Tipps zu Lern- und Arbeitstechniken

Ein schlechtes Gewissen ist der größte Motivationskiller. Denn es bewirkt innere Anspannung, die das Hinsetzen zum Arbeiten noch anstrengender macht, als es einem ohnehin vorkommt. Zudem führt es zu einem ständigen unterschwelligen Misserfolgsgefühl, das den nicht gerade hilfreichen Gedanken fördert: "ich schaffe es nicht" und auch dadurch die Motivation senkt. Deshalb ist bei allen hier aufgeführten Tipps wichtig, sie so einzusetzen, dass das schlechte Gewissen "Ruhe gibt".

Sinnvoll Ziele setzen

Ziele sollten nach der SMART-Formel festgelegt werden:

Spezifisch
Messbar
Aktionsorientiert
Realistisch
Terminiert

Beispiel 1:
Ich lese heute zwischen 14 und 16 Uhr fünf Seiten aus dem Buch XY, markiere die wichtigsten Stellen und mache mir dazu Notizen. Nicht: Ich arbeite heute an meiner Abschlussarbeit.

Beispiel 2:
Ich wiederhole heute Vormittag zwischen 10 und 12 Uhr den gestern gelernten Stoff, lese danach das erste Kapitel des Lernskripts und gebe es in eigenen Worten ohne Vorlage wieder. Nicht: Ich lerne heute für die nächste Prüfung.

Prioritäten setzen

Aufgaben können auf den Dimensionen Wichtigkeit und Dringlichkeit eingeordnet werden. Wichtigkeit meint dabei die Antwort auf die Frage "Was bringt mich meinen Zielen näher?" Dringlichkeit bezieht sich auf Aufgaben, die zu einem bestimmten Termin erledigt sein müssen.

Nicht alles, was dringlich ist, ist auch wichtig!

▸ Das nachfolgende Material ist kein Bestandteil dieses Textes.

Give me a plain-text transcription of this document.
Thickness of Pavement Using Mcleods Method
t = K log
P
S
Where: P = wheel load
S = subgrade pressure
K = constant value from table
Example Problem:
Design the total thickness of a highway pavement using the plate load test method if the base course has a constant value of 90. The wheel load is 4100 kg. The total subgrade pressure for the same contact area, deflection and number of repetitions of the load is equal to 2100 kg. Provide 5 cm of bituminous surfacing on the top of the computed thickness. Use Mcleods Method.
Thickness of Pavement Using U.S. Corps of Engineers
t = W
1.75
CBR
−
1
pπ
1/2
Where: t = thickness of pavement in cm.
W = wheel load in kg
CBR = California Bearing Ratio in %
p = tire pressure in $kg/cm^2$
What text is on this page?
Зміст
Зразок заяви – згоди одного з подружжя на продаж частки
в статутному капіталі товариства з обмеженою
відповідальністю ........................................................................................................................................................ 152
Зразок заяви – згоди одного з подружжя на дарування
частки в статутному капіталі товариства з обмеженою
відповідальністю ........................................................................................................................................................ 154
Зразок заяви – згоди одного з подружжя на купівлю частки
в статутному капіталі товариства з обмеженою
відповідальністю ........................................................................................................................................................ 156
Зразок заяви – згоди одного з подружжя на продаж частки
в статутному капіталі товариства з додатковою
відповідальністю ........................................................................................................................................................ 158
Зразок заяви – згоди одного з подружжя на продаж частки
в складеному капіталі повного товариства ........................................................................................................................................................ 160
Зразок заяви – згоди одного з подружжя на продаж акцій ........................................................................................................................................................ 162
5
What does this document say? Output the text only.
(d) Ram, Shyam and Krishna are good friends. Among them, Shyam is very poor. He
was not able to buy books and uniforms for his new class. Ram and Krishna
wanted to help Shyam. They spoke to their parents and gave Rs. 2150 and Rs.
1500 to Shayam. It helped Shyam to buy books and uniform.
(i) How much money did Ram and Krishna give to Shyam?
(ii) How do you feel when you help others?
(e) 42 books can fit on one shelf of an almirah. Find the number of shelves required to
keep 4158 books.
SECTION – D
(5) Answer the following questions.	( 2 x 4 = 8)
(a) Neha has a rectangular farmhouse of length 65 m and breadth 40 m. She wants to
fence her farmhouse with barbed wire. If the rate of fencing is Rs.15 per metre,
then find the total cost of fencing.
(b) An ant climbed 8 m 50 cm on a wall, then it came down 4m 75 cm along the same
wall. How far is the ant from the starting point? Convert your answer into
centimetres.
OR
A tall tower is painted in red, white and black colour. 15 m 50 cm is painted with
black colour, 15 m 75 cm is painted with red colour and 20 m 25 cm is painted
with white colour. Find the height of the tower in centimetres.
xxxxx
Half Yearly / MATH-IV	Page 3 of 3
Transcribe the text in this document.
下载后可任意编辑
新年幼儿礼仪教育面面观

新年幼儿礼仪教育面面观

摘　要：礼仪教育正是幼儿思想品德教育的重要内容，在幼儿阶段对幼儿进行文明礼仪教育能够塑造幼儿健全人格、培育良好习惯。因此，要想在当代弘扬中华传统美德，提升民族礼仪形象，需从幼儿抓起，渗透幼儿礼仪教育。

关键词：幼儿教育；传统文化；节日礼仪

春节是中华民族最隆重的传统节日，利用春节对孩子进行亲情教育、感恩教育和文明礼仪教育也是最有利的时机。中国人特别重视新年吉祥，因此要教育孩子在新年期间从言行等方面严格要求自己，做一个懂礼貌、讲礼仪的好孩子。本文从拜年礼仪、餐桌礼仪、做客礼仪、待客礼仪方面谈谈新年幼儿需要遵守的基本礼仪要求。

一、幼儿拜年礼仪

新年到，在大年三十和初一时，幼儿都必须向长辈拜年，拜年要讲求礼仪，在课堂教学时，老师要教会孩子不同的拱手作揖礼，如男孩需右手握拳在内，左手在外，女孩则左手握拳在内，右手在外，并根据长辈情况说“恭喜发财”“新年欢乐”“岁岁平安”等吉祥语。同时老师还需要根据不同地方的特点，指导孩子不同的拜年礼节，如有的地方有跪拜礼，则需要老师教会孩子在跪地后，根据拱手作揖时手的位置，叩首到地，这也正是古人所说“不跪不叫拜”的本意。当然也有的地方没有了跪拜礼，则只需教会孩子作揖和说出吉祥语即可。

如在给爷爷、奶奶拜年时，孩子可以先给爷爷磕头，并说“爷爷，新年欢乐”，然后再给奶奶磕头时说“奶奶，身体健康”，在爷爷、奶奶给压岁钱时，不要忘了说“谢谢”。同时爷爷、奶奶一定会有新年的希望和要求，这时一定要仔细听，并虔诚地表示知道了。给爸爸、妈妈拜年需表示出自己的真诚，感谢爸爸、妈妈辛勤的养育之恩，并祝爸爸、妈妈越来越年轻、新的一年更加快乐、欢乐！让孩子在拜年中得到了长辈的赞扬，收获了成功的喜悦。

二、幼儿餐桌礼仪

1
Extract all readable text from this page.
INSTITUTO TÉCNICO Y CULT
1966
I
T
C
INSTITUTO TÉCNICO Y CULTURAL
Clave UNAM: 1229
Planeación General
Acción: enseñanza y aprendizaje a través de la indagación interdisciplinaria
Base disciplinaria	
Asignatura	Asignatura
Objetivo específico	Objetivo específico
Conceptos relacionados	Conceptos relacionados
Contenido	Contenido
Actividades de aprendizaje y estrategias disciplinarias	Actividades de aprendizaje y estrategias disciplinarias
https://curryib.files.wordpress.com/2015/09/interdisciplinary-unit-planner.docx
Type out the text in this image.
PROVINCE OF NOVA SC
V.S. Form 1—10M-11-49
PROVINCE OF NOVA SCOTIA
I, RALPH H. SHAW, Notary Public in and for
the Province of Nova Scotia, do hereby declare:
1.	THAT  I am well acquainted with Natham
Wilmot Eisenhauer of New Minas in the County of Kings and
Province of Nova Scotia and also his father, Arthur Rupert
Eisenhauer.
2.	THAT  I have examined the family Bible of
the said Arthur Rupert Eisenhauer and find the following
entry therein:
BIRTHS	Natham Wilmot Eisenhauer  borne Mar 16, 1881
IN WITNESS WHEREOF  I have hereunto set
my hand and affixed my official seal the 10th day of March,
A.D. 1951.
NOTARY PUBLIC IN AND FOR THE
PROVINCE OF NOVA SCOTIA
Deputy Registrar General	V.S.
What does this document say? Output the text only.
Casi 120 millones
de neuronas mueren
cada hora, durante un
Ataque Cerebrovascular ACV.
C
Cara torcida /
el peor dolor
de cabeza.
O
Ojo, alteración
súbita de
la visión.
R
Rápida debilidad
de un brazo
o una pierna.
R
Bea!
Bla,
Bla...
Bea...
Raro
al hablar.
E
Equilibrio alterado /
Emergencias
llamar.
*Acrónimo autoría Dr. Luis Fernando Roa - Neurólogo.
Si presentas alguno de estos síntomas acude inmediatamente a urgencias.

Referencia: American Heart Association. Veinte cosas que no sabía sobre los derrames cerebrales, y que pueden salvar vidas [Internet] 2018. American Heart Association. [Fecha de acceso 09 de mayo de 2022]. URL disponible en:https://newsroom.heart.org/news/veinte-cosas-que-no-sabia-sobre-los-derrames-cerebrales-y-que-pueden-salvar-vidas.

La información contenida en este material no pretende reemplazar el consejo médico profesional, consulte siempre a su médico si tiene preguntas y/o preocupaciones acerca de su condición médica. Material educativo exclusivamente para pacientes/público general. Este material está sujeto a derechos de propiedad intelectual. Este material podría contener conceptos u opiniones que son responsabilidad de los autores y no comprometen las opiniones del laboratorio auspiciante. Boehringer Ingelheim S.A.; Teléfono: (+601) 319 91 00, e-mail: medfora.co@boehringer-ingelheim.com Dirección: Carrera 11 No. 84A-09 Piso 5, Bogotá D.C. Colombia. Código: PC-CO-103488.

Hilfreich kann sein, die eigenen Vorhaben/Aufgaben in eine dieser vier Kategorien einzuordnen:

A: dringlich und wichtig >> sofort tun!
Beispiel: für die Prüfung morgen lernen

B: wichtig, aber nicht dringlich >> terminieren!
Beispiel: In zwei Monaten muss die Hausarbeit fertig sein, also beginne ich am (Datum setzen!).

C: dringlich, aber nicht wichtig >> delegieren oder Absprachen treffen!
Beispiel: Die WG muss dringend geputzt werden, ich spreche mit den Mitbewohnern ab, dass ich die nächsten zwei Wochen, aber nicht diese putze.

P(Papierkorb): weder dringlich noch wichtig >> nicht tun!
Beispiel: Den Papierstapel will ich schon seit Wochen wegsortieren – dann kann er sicher noch eine Weile länger liegen bleiben.

Arbeit mit To-Do-Listen

Es gibt verschiedene Arten von To-Do-Listen, die als Hilfsmittel zur Arbeitsplanung eingesetzt werden können. Auf ihnen sollte nicht nur in so konkreten Einzelschritten wie möglich notiert werden, was zu tun ist, sondern auch wann ich vorhabe, das zu tun. Wichtigste Regel bei der Arbeit mit solchen Listen ist:

Ich mache den Plan für mich, ich bin nicht "Sklave" meines Plans. Wenn die Einhaltung des Plans nicht funktioniert, bin nicht ich verkehrt, sondern der Plan ist falsch!

Hintergrund dieser Feststellung ist, dass ich mir nur sinnvoll vornehmen sollte, was ich tatsächlich schaffen kann. Nehme ich mir regelmäßig zu viel vor, leidet meine Motivation darunter – denn dann habe ich ständig ein schlechtes Gewissen und verliere noch stärker die Lust, etwas zu arbeiten.

Es können Tages-, Wochen-, Monats- oder auch Projektpläne erstellt werden. Der Plan muss dann in die einzelnen Arbeitseinheiten ("was mache ich konkret in der nächsten Stunde") herunter gebrochen werden.

Arten von To-Do-Listen:

Exakt planen – Beispiel: Heute arbeite ich von 10–12 Uhr, gehe danach in die Mensa und arbeite weiter von 14–15 Uhr.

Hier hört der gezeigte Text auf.